Drama-Serie interpretiert Bestseller „Die Welle“ neu

Es könnte die nächste erfolgreiche deutsche Serie nach "Dark" auf dem Streaming-Dienst Netflix werden: "Wir sind die Welle" erzählt die Geschichte des Bestsellers "Die Welle" von Morton Rhue neu.

Das Buch "Die Welle" ist etablierte Schullektüre und wurde 2008 bereits mit Frederick Lau ("Victoria") und Jürgen Vogel ("Das Leben ist eine Baustelle") verfilmt: Die am 1. November 2019 erscheinende Netflix-Produktion interpretiert die Geschichte um ein Sozialexperiment an einer Schule neu. Im Original testet ein Lehrer anhand einer gegründeten "Bewegung" das Verhalten seiner Schüler und erklärt so wie es zu einem totalitären System wie dem Nationalsozialismus kommen kann.

Die neue Serie kommt ohne den Anstoß eines Lehrers aus, sie spielt im Heute und sorgt mit Anspielungen wie auf die Partei "NfD"“, die in Logo und Schriftzug natürlich auf die AfD hinweist, auf reale aktuelle politische Ereignisse. Die Jugendlichen in "Wir sind die Welle" entwickeln dabei eine Bewegung, die in die in die Linksradikalisierung mündet.

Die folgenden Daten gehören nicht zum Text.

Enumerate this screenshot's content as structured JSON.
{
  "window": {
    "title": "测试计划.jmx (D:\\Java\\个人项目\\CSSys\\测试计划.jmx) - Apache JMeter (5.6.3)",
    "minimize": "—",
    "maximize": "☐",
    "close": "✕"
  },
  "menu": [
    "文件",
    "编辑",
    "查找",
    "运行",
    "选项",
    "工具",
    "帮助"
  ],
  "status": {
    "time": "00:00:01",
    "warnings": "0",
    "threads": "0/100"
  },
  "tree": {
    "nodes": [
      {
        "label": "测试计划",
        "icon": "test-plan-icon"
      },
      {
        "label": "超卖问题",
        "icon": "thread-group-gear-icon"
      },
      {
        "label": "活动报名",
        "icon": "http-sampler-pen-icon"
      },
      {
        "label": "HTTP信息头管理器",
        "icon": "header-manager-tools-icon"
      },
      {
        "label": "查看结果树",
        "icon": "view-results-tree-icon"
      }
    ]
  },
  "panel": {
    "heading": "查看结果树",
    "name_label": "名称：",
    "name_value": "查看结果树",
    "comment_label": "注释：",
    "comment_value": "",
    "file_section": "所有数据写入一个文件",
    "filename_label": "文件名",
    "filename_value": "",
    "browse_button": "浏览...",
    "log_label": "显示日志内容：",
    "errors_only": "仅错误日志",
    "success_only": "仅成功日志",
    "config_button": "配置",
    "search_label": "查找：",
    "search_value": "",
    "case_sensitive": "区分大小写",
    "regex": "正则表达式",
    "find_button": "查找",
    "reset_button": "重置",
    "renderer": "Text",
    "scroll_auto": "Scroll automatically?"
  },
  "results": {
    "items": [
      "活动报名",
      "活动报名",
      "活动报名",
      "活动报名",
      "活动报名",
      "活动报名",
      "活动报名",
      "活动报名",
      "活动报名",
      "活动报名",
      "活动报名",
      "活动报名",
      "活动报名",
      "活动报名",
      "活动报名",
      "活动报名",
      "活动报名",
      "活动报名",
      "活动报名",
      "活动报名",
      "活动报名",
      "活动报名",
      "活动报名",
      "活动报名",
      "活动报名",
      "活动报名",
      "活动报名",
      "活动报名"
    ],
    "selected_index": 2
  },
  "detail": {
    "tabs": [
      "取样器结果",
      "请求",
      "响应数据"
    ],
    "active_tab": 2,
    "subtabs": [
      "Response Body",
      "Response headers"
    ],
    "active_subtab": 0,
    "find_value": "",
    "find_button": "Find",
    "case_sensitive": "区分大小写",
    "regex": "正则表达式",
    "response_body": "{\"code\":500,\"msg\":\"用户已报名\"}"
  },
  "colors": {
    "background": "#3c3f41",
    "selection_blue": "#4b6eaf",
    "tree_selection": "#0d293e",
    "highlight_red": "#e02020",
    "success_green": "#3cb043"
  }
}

Trailer: Netflix – Wir sind die Welle

"Wir sind die Welle" wird mit diesem neuen Fokus sicherlich für Diskussionen sorgen: Da momentan rechtsextreme Gewalt in Deutschland weit mehr problematisch ist, wird hier nun linker Extremismus als Gefahrenpotential inszeniert. Oder auch nicht? Wie letztendlich mit dem brisanten Thema Extremismus gespielt wird, sehen wir ab dem 1. November 2019 auf Netflix.

Produziert wurde die Serie von Christian Becker, die Schauspieler sind viele neue unverbrauchte Gesichter, nur Luise Befort ist durch ihre Rolle in "Club der roten Bänder“ bereits relativ bekannt.